According to recent CU Boulder research, cancer cells are smarter than scientists previously thought. When these cells are met with powerful new medications known as CDK2 inhibitors, which are designed to prevent breast cancer from spreading, they can activate a workaround that allows them to survive the attack in as little as one to two hours.
However, there is a silver lining to the latest study, which was published on June 8 in the journal Cell.
It uncovers how cancer cells complete this adaptation and demonstrates that providing a second, already widely available medicine at the same time may stymie cancer cells and shrink resistant tumors. The findings support the theory, which is presently being tested in at least three clinical trials, that when it comes to treating resistant breast cancer, two medications may be superior to one.
“Our research suggests that you can potentially have a more effective treatment by combining these new CDK2 inhibitors in clinical development with a drug that already exists,” said senior author Sabrina Spencer, associate professor of biochemistry at CU Boulder. “It also uncovers a very basic, fundamental understanding about how the cell cycle is wired for robustness and why so many tumors manage to proliferate in the face of drugs meant to block proliferation.”
A promising new avenue for cancer treatment
The research, conducted in conjunction with the pharmaceutical giant Pfizer Inc., focuses on a new family of medications known as CDK inhibitors.
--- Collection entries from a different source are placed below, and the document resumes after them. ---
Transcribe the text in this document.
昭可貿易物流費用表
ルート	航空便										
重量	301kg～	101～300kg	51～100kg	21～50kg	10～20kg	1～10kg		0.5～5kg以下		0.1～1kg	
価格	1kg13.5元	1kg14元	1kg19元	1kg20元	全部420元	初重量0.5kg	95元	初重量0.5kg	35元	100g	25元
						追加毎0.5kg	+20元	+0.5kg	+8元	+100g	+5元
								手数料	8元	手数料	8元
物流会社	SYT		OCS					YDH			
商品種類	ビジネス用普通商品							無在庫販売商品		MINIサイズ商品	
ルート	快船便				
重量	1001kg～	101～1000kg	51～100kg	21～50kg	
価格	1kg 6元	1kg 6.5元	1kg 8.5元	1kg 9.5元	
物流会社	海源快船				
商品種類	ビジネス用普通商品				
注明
Cyclin-dependent kinases (CDKs), which include CDK 4, 6, 2, and 1, are enzymes that guide all cells, including skin and breast tissue cells, through the growth, division, and replication cycle. Each enzyme has a specific purpose and has a specific role in the process, and scientists believe that enzymes 4 and 6 initiate the cycle. CDKs can cause tumor development when they are overexpressed or dysregulated.
Since 2015, the FDA has approved three medications that suppress CDK4 and 6 (palbociclib, ribociclib, and abemaciclib), including one for the most frequent subtype of breast cancer, HR+ HER2- (hormone receptor-positive, ERBB2-negative metastatic disease).
The medications have proven to be less toxic and more successful than earlier therapies, driving them to blockbuster status with annual global sales in the billions of dollars.
However, some patients may not respond to them, and many develop resistance, prompting researchers to target a different member of the enzyme family—CDK2.
Pfizer began working with Spencer, a global pioneer in time-lapse cell imaging, in 2016 to investigate how cancer cells respond to their novel CDK2 inhibitor. Over the course of two days, Spencer’s lab photographed living ovarian and breast cancer cells every 15 minutes.
A startling discovery was made early on.
While CDK2 activity in the cells initially decreased after exposure to the medication, it began to return within one to two hours.
“This was the fastest adaptation we had ever seen,” said Spencer. “It was bizarre.”
While the findings were initially discouraging, the researchers maintained their investigation for several years to uncover what was driving this rapid “drop-rebound” phenomenon. It’s similar to a runner returning to a relay race to take the baton from an injured comrade. When the medication inhibited CDK2, CDK4 and CDK6 stepped in to continue nudging the cells to multiply.
Previous study has demonstrated that when CDK4 and CDK6 are inhibited, CDK2 steps in to save the day. According to the new research, the opposite is also true.
The Influence of Co-Drugging
In subsequent experiments, the researchers used CDK2 and CDK4/6 inhibitors to treat cancer cells in petri dishes and tumors in mice.
The tumors stopped growing in both cases.
The team is still investigating why this occurs, but Spencer feels that CDK4 and CDK6 may lurk in the shadows throughout the cell cycle, ready to step in and help when CDK2 fails. She believes that CDK2 inhibitors combined with CDK4/6 inhibitors could eventually be utilized to help breast cancer patients who haven’t reacted well to current treatments, as well as those who have responded well but then relapsed.
The studies also revealed how additional medications could be combined to get better results.
“The mammalian cell cycle is commonly conceived as a well-understood, hardwired, invariant pathway, but our work indicates that the cell cycle is much more plastic than generally believed, with multiple adaptive routes under different conditions,” said Spencer. That’s useful information for any company trying to drug the cell cycle to treat disease.”